Is it about to get easier to roll a j in Philly?
A Philadelphia City Council member is trying to push through an ordinance that would decriminalize small amounts of marijuana in the nation’s fifth-largest city.
Criminal penalties for simple possession of up to 30 grams of cannabis, slightly more than an ounce, would be removed if the ordinance, proposed by Council Member Jim Kenney, becomes law. A $25 civil fine for a “code violation” would apply instead.
Police would issue citations on the scene, and violators would pay them like speeding tickets. The court system generally wouldn’t be involved.
Decriminalization Opposed by Philly Mayor
Under Pennsylvania law, it’s currently a misdemeanor to possess 30 grams or less, with penalties of up to 30 days in jail and a $500 fine. Attempts to reform state law have stalled in recent years.
Police would still have the power to arrest offenders under the plan proposed by Kenney. That quirk alone led Mayor Michael Nutter to oppose the proposed ordinance.
Letting police decide in the field whether they should arrest someone for a decriminalized offense would almost certainly create injustices, said Public Safety Director Mike Resnick.

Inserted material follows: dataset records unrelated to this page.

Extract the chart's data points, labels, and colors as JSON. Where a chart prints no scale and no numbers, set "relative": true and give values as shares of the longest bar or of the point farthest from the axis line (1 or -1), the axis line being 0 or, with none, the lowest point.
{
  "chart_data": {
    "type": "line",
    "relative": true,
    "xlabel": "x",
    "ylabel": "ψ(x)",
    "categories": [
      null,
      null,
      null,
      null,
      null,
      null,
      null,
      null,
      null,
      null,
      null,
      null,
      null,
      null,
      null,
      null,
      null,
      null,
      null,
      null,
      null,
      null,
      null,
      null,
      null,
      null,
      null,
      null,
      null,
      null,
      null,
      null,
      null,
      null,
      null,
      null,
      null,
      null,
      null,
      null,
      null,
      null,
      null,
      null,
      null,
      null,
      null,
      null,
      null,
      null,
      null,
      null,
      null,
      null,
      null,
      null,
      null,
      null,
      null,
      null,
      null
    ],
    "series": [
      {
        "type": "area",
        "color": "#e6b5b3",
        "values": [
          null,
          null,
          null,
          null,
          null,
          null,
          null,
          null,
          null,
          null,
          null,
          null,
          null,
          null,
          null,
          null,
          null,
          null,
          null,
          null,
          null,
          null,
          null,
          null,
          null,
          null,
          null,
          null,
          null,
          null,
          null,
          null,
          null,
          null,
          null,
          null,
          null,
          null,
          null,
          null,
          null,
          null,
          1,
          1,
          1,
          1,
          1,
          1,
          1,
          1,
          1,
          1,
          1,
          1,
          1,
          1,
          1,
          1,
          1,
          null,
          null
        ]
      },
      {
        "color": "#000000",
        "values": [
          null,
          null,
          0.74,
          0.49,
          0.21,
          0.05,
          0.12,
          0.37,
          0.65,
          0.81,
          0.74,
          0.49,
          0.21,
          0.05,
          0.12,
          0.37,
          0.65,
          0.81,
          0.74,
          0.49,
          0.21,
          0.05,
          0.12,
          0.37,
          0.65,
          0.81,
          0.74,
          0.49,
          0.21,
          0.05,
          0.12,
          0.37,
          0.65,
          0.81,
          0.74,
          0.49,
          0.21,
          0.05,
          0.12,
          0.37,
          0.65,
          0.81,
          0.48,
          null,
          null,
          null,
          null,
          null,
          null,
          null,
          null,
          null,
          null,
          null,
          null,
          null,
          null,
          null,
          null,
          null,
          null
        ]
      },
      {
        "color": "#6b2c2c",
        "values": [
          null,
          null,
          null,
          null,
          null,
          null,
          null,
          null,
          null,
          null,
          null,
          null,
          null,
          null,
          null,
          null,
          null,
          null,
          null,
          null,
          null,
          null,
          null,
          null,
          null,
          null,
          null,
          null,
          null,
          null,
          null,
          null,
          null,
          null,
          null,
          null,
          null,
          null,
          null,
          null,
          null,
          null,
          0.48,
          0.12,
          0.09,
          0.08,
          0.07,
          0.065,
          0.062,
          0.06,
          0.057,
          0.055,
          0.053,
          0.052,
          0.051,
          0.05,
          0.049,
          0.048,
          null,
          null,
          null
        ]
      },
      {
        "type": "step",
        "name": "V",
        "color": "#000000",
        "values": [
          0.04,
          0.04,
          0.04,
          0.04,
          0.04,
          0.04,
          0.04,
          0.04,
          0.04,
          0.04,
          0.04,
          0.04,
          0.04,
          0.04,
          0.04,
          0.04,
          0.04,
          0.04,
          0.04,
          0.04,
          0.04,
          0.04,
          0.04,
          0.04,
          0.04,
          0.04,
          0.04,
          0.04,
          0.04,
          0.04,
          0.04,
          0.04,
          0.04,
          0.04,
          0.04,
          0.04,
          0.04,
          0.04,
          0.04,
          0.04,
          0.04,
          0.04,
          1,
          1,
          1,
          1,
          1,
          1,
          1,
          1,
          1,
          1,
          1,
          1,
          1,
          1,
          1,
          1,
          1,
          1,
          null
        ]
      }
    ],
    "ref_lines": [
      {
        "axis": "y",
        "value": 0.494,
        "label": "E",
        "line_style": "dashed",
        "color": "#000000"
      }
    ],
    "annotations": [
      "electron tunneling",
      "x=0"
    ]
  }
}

“The consequences could be significant as equally reasonable and well-trained law enforcement professionals make decisions in widely varying circumstances,” Resnick said. “Consistency and fairness are the hallmarks of procedural justice, and allowing or creating such a dichotomy of possible outcomes for the same violation is simply unfair.”
Hopes to Help Young People
But the bill was approved by a committee of the City Council June 9 and sent on to the full council for a vote this month.

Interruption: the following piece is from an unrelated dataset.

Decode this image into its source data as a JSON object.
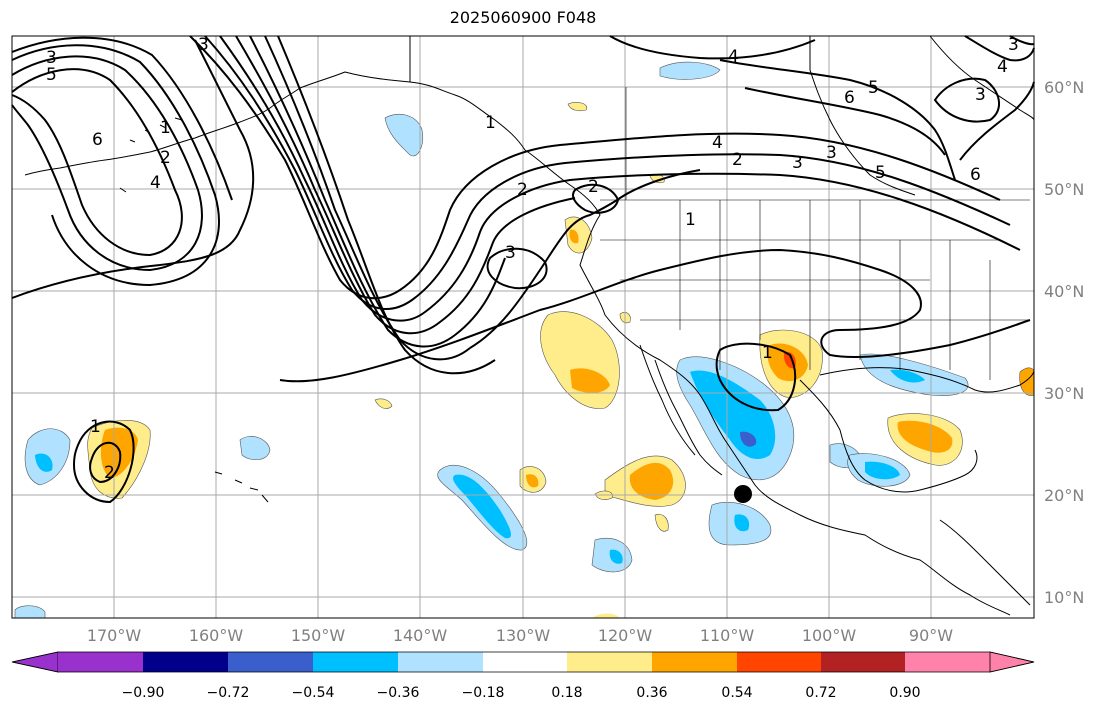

Kenney said the key concerns behind the ordinance were redirecting resources for police and the courts, and saving young people from the damage a criminal record can cause.

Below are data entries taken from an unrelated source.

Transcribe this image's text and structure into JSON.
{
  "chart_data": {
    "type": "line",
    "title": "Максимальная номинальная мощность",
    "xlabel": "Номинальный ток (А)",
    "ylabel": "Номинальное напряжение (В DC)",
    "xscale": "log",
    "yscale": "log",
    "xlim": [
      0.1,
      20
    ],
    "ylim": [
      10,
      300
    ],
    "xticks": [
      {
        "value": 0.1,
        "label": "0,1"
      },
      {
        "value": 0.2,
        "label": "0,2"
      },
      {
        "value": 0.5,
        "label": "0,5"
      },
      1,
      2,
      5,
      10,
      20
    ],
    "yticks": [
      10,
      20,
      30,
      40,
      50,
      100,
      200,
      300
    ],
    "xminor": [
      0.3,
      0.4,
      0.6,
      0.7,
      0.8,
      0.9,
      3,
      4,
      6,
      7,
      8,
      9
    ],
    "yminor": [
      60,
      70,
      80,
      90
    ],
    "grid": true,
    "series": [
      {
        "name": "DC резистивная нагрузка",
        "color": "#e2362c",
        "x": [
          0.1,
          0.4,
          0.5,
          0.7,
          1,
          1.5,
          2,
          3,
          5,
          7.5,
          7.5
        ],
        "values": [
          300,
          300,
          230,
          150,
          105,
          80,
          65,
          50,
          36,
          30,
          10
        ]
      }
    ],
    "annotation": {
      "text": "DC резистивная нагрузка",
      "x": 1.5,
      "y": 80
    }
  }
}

“I think the problem is carrying an arrest record around for probably most of your life when you make a mistake as a 25-year-old,” Kenney said. “That is more obnoxious than anything else we’re concerned about here.”
Bishop Darrell Robinson of the Yesha Ministries, a supporter of Kenney’s ordinance, agreed, saying current laws hit young black men the hardest while sparing area college students.
Racial Disparity Is Large in Philadelphia
According to NORML, police in Philadelphia arrest African Americans for cannabis possession at five times the rate of whites, even though both races use weed at similar rates. Blacks make up 44 percent of the city’s population, while whites account for 37 percent.
“I can go to any of the universities and take them [police] to some of the frat parties and houses, and guess what?” Robinson asked. “Plenty of marijuana! They’re not being arrested, though. The only people who are really being arrested are these black youth.”
Kenney took a stab at decriminalization earlier this year. That attempt would have given police the authority to write citations so violators could avoid booking, but it would have required that they later go to court.
That proposal made it through committee, but it never came up for a full council vote because of objections from Nutter and the courts. Kenney’s latest effort will likely be voted on June 19.